Пусть мира злоба светоч мой гасила,
Не праздно в мире жизнь прошла моя.
Но жизнь, я вижу, — трапеза могилы.
Как о бессмертье мог подумать я?
Но по себе оставил я младенца,
Дал сыну сердце, голос, мысль свою,
Да встретит он счастливый дальний день свой
Средь будущих друзей в родном краю».
Последний день
Когда, как птица, песня возросла
И — сильная — перед тобой взлетела,
Смерть в самом деле к двери подошла,
Холодною полой прошелестела.
Тебе казалось — день, как полночь, глух,
Соломенное ложе — словно камень.
Вот — запоет за петухом петух,
Блеснет рассвет вослед за петухами.
Но не светало. Петел не пропел.
Глаза как будто застилали тучи.
И понял ты, что светоч догорел,
Что холодеет кровь, как ключ гремучий.
А за дверьми сад белых яблонь цвел,
Лучась, как облака над Зедазени,
И жернов жито новое молол,
И перед смертью ожило сомненье:
Перенесет ли сын через хребет
На юных крыльях ношу долгой жизни,
Воспоминания народных бед,
Что в книге сохранил Давид отчизне?
Хотел сказать ты: «Горе мне, о мать!
Кто обо мне вздохнет на целом свете?
Где мне на гроб убогий денег взять?
В кармане свищет ветер, пусто в клети…»
Хотел сказать: «Я хлеб у Мцхета жал,
Скитался я, трудился, пел безгрешно.
Я рифмой поле дум в снопы связал —
И гибну одиноко, безутешно!
А я еще с мечом бы жить хотел,
Но скованы уста мои печатью…»
И вот, как горный ключ оледенел, —
Гурамишвили умер.

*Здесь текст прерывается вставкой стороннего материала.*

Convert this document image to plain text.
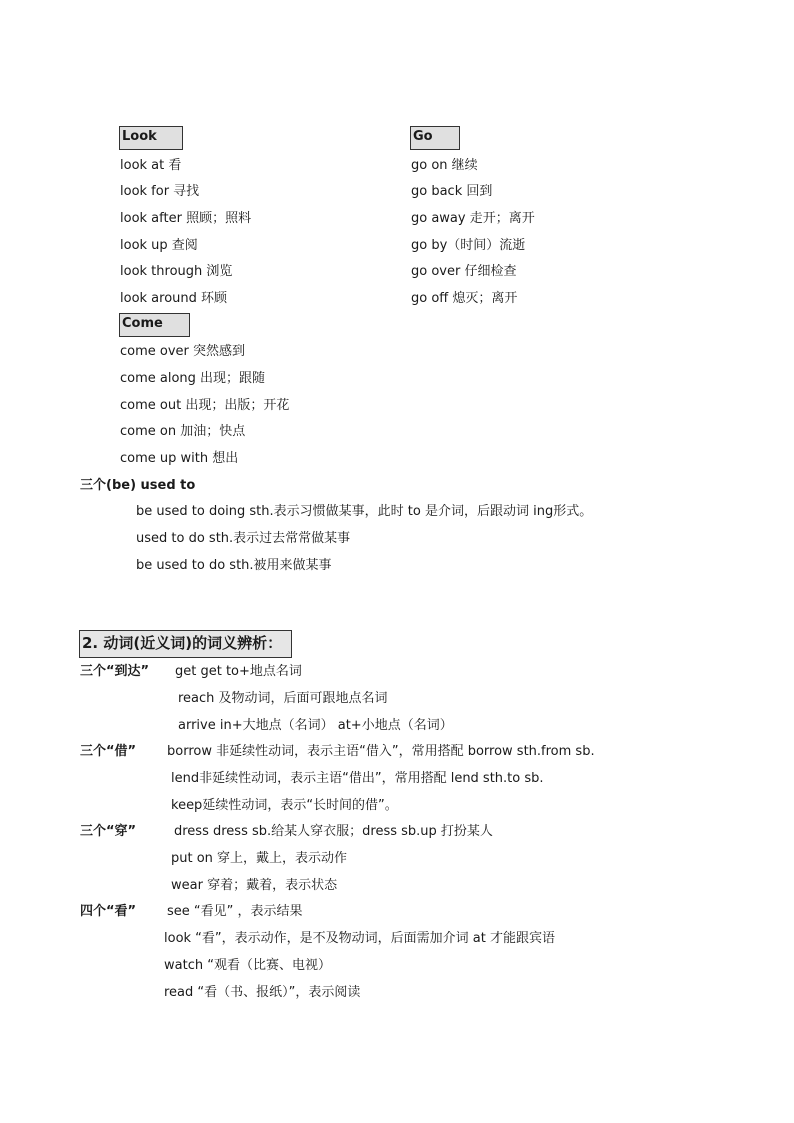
Look	Go
look at 看
look for 寻找
look after 照顾；照料
look up 查阅
look through 浏览
look around 环顾
go on 继续
go back 回到
go away 走开；离开
go by（时间）流逝
go over 仔细检查
go off 熄灭；离开
Come
come over 突然感到
come along 出现；跟随
come out 出现；出版；开花
come on 加油；快点
come up with 想出
三个(be) used to
be used to doing sth.表示习惯做某事，此时 to 是介词，后跟动词 ing形式。
used to do sth.表示过去常常做某事
be used to do sth.被用来做某事
2. 动词(近义词)的词义辨析：
三个“到达” get get to+地点名词
reach 及物动词，后面可跟地点名词
arrive in+大地点（名词） at+小地点（名词）
三个“借” borrow 非延续性动词，表示主语“借入”，常用搭配 borrow sth.from sb.
lend非延续性动词，表示主语“借出”，常用搭配 lend sth.to sb.
keep延续性动词，表示“长时间的借”。
三个“穿”	dress dress sb.给某人穿衣服；dress sb.up 打扮某人
put on 穿上，戴上，表示动作
wear 穿着；戴着，表示状态
四个“看” see “看见” ，表示结果
look “看”，表示动作，是不及物动词，后面需加介词 at 才能跟宾语
watch “观看（比赛、电视）
read “看（书、报纸）”，表示阅读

Плачьте, братья!
Приписка к поэме
Я поднесу тебе кувшин,
Наполненный в источнике бессмертья.
Давид Гурамишвили
Когда б ты небосвод увидел ясный,
Смеющееся вёдро наших дней
И обновленной Картли сад прекрасный,
Как ликовал бы ты в душе своей!
И дружбу Автандила с Тариэлом
В содружестве народов ты б узнал,
И в Зубовке Арагва бы гремела,
И в Мцхета б русский друг тебе предстал.
И ты б позвал: «Стихи мои, летите!
Ко мне, птенцы, слетайтесь в добрый час!
Не лейте слез — и слезы мне отрите!
Ведь родина с любовью помнит нас.
Так молотите жито золотое,
Срывайте спелый плод в саду своем!
Народ нас напоил живой водою,
Благословил нас хлебом и вином.
России сердце, сердце Украины
С грузинским сердцем связаны навек.
Так дружески преломим хлеб единый,
В одно русло сольем кипенье рек.
На берегах Лиахвы сядем рядом,
Припомним на днепровских берегах
Форелей, борющихся с водопадом,
Пастушью песню на родных лугах».
Но русло песни жизни не вмещает,
В веках грядущих вижу я твой след.
А песня взор на землю обращает,
Не говорит: «Всё суета сует…»
Не скажешь ты: «О мир, несущий беды!» —
Хоть истомил тебя скитаний зной…
Встань! Воротись! Гнездо свое проведай!
В источнике бессмертья нас омой!
1944–1945
Главки «Первое послание любимой» и «На ложе твоем» переведены Е. Евтушенко. Перевод всех других главок поэмы принадлежит Д. Виноградову.
Предисловье
Я посетил в Гандже убогий твой приют,
Как будто прочитал незримые страницы:
Отсюда ты ушел, но здесь стихи живут —
Я с ними до утра не мог наговориться.
Мне голосом твоим поведали они
О горестной судьбе, о муках и печали,
Как в скорби и тоске твои сгорали дни,
Как юные мечты ночами умирали.
Услышанное здесь я точно записал,
За строки от себя суди не слишком строго;
Всю ночь в моей груди твой колокол звучал,
К рассветной синеве вела твоя дорога.
Оседлан конь и ждет, и помыслы чисты,
Родной земли простор зовет и вдохновляет.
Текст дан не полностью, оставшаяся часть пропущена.